Japanese margin-trading companies typically match buy and sell orders from clients on their own platforms, and only the excess reaches the market and impacts exchange rates. This excess amounted to 129.5 trillion yen ($1.2 trillion) in April last year, or 46 percent of total spot transactions in Tokyo, according to data from the Financial Futures Association of Japan. That volume was 20 percent higher than deals done for corporate clients.
What are their defining characteristics?
A preference for higher-yielding currencies and buying on dips.

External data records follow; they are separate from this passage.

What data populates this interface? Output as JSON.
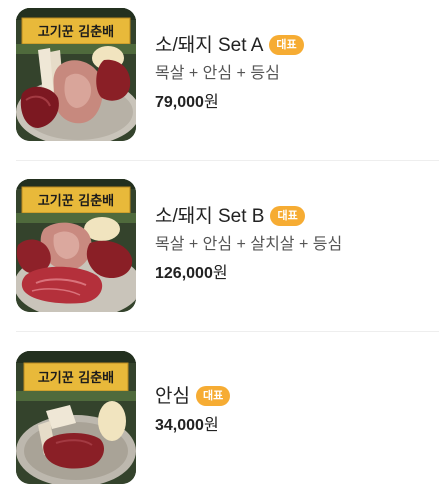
{
  "colors": {
    "badge_bg": "#f6ac33",
    "badge_text": "#ffffff",
    "name_text": "#222222",
    "desc_text": "#555555",
    "divider": "#eeeeee"
  },
  "menu": {
    "items": [
      {
        "name": "소/돼지 Set A",
        "badge": "대표",
        "description": "목살 + 안심 + 등심",
        "price": "79,000",
        "currency": "원",
        "image_sign_text": "고기꾼 김춘배"
      },
      {
        "name": "소/돼지 Set B",
        "badge": "대표",
        "description": "목살 + 안심 + 살치살 + 등심",
        "price": "126,000",
        "currency": "원",
        "image_sign_text": "고기꾼 김춘배"
      },
      {
        "name": "안심",
        "badge": "대표",
        "price": "34,000",
        "currency": "원",
        "image_sign_text": "고기꾼 김춘배"
      }
    ]
  }
}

FX trading has expanded in Japan as an alternative to foreign-currency deposits and investment funds, according to a research paper published by the central bank in June 2016. Individuals tend to focus on swap points, also known as carry, instead of betting on the direction of a currency. This daily carry profit appeals to individual investors, who have been deprived of interest income as the Bank of Japan holds policy rates below zero, while suppressing bond yields at around that level.
Japanese retail investors mostly buy on dips in the hope of maximizing carry returns, unlike fund managers who tend to seek capital gains through momentum trading or strategies based on macro-economic trends. This dip buying can be seen in trades involving high-yielding EM currencies such as the rand.

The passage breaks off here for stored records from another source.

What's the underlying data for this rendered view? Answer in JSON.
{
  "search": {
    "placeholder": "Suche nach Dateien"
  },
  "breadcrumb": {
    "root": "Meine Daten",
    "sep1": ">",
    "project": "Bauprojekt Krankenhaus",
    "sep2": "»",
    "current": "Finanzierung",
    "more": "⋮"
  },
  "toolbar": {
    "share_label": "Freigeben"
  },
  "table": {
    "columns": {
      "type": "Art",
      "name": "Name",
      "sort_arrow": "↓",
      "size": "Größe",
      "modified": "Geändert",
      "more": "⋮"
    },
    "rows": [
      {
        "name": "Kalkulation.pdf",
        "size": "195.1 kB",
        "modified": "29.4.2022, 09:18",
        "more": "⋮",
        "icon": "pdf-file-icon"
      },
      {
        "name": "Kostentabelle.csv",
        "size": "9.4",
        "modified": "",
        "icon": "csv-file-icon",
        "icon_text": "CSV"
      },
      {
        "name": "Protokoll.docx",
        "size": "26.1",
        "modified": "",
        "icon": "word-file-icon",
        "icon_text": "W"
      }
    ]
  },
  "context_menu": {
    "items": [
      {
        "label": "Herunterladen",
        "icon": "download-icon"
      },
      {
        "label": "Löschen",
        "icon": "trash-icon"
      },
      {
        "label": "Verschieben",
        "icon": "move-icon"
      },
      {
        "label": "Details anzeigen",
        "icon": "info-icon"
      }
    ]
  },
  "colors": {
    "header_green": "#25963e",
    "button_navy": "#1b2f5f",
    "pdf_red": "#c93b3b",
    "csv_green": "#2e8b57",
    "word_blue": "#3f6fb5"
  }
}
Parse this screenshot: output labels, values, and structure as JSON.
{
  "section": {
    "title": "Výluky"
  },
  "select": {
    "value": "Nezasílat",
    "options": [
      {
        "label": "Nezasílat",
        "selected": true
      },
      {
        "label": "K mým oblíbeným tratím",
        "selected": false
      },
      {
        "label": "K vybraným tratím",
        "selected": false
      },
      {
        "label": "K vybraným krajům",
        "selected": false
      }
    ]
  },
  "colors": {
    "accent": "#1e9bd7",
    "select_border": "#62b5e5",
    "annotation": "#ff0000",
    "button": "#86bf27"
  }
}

What’s the consequence of focusing on carry returns?
The strategy leads to chronic long positions on high-yielding assets and shorting the yen, which tends to curb the strength of Japan’s currency in times of risk aversion. It can also set off violent unwinding of positions when losses mount, triggering outsized moves that reverberate across global financial markets.
Margin-trading firms tend to evaluate their client positions every day, typically around 7 a.m. in Tokyo and liquidate them if losses reach certain levels. These forced sales usually take place early in the day, and occur even on Japanese holidays, which can mean market makers struggle to match demand, leading to widening spreads. That can trigger off preset algorithmic trading programs, leading to a market sell-off.
A combination of these reasons may have led to the flash crash on Jan. 3, when the Australian dollar and the Turkish lira plunged versus the yen.
“The tendency of retail investors’ one-way bets makes it easier for speculators to target their stop-losses,” said Toshiya Yamauchi, chief manager for foreign-exchange margin trading at Ueda Harlow Ltd. in Tokyo. “We may see another flash crash again.”
How do you track the retail footprint?
The Financial Futures Association releases monthly figures based on reports from more than 50 margin-trading companies. Weekly numbers are also available from Tokyo Financial Exchange Inc., although its sample base is smaller than the association’s. Margin-trading companies also provide proprietary positioning data to their clients, with some making snapshots available publicly, including Gaitame.com Co.